Du Rêve Européen aux Yeux Éveillés
C’est en plein cœur du brouhaha d’Istanbul que la question fait surface, dans les odeurs d’épices du Grand Bazar, sur le Bosphore bleu nuit, et entre les tours de grès de la majestueuse Sainte-Sophie : Pourquoi la Turquie n’est-elle pas membre de l’Union Européenne ? La réponse à cette question est aussi complexe que la marchande de tapis d’Istanbul est habile. Naviguons ensemble sur les eaux tumultueuses de l’histoire de la Turquie et de l’Union Européenne.
L’Étreinte du Refus
En 1987, la Turquie a officiellement déposé sa candidature à l’adhésion à la CEE (anciennement la Communauté Économique Européenne, devenue aujourd’hui l’Union Européenne). Pourtant, l’onde de choc ressentie par cette déclaration n’a pas entraîné d’embrassade heureuse. Au contraire, c’est une danse de refus longue de plusieurs décennies qui a commencé.
Pourquoi un tel rejet ? De nombreux facteurs sont à considérer. D’une part, la question des droits de l’homme est souvent citée. Gérard-François Dumont, président de la revue « Population et Avenir », souligne que « des chapitres concernant l’adhésion de la Turquie n’ont jamais été ouverts à cause de la non-reconnaissance du génocide arménien et de l’occupation non reconnue du nord de Chypre par la Turquie depuis 1974. »
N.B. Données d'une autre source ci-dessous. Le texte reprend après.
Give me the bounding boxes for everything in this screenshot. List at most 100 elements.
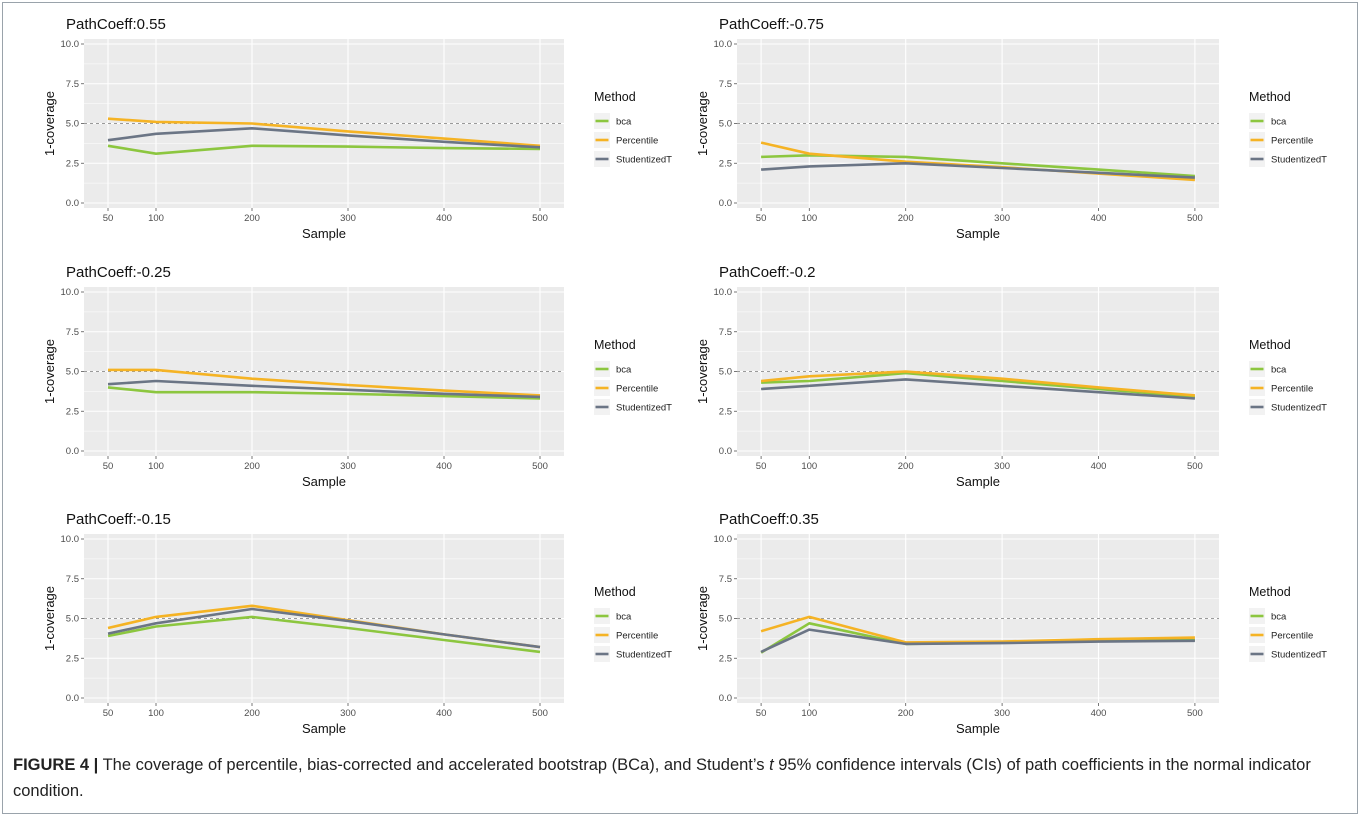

Le Serpent de la Démocratie
Le système démocratique turc a également été critiqué. L’Union Européenne privilégie les États de droit, caractérisés par des gouvernements élus démocratiquement, respectant les droits de l’homme et la liberté d’expression. De manière récurrente, la Turquie a montré des signes de dérive autoritaire. Amnesty International note une répression accrue de l’opposition, de la société civile et des médias indépendants en Turquie.
Le Mirage Économique
L’économie de la Turquie a également posé problème. L’Union Européenne a pour principe d’accueillir des pays ayant une économie de marché stable et capable de résister aux pressions concurrentielles au sein de l’Union. Stagnant entre prospérité volatile et crises économiques fréquentes, l’économie turque reste un mirage incertain pour les décideurs européens.
Un Choix de Société
Toutefois, au-delà de ces facteurs concrets, il s’engage aussi une question plus abstraite, une question d’identité, de valeurs communes et d’avenir. La Turquie, ce pont entre l’Europe et l’Asie, cette nébuleuse d’Orient et d’Occident, a-t-elle sa place dans le projet européen ? C’est un débat continu entre les européanistes convaincus, qui envisagent un projet d’Union large et diversifié, et les euro-sceptiques, qui conçoivent l’Union comme une tentative nécessaire d’intégration des valeurs occidentales.
Voyage au bout du Tunnel
Peu importe le fil de l’histoire que l’on déroule à travers les bazars d’Istanbul ou les salles feuilletées du palais de Bruxelles, la question reste à ce jour sans réponse définitive et continue de planer au-dessus du Bosphore. Que l’avenir réserve une union scellée, une rupture définitive ou un statu quo prolongé, les rives de l’Europe et de l’Asie garderont leurs regards mutuellement éveillés. Après tout, c’est ainsi que l’histoire a toujours fonctionné : un étranger qui frappe à la porte, et le reste du monde qui doit décider s’il l’ouvre ou le laisse attendre sur le seuil.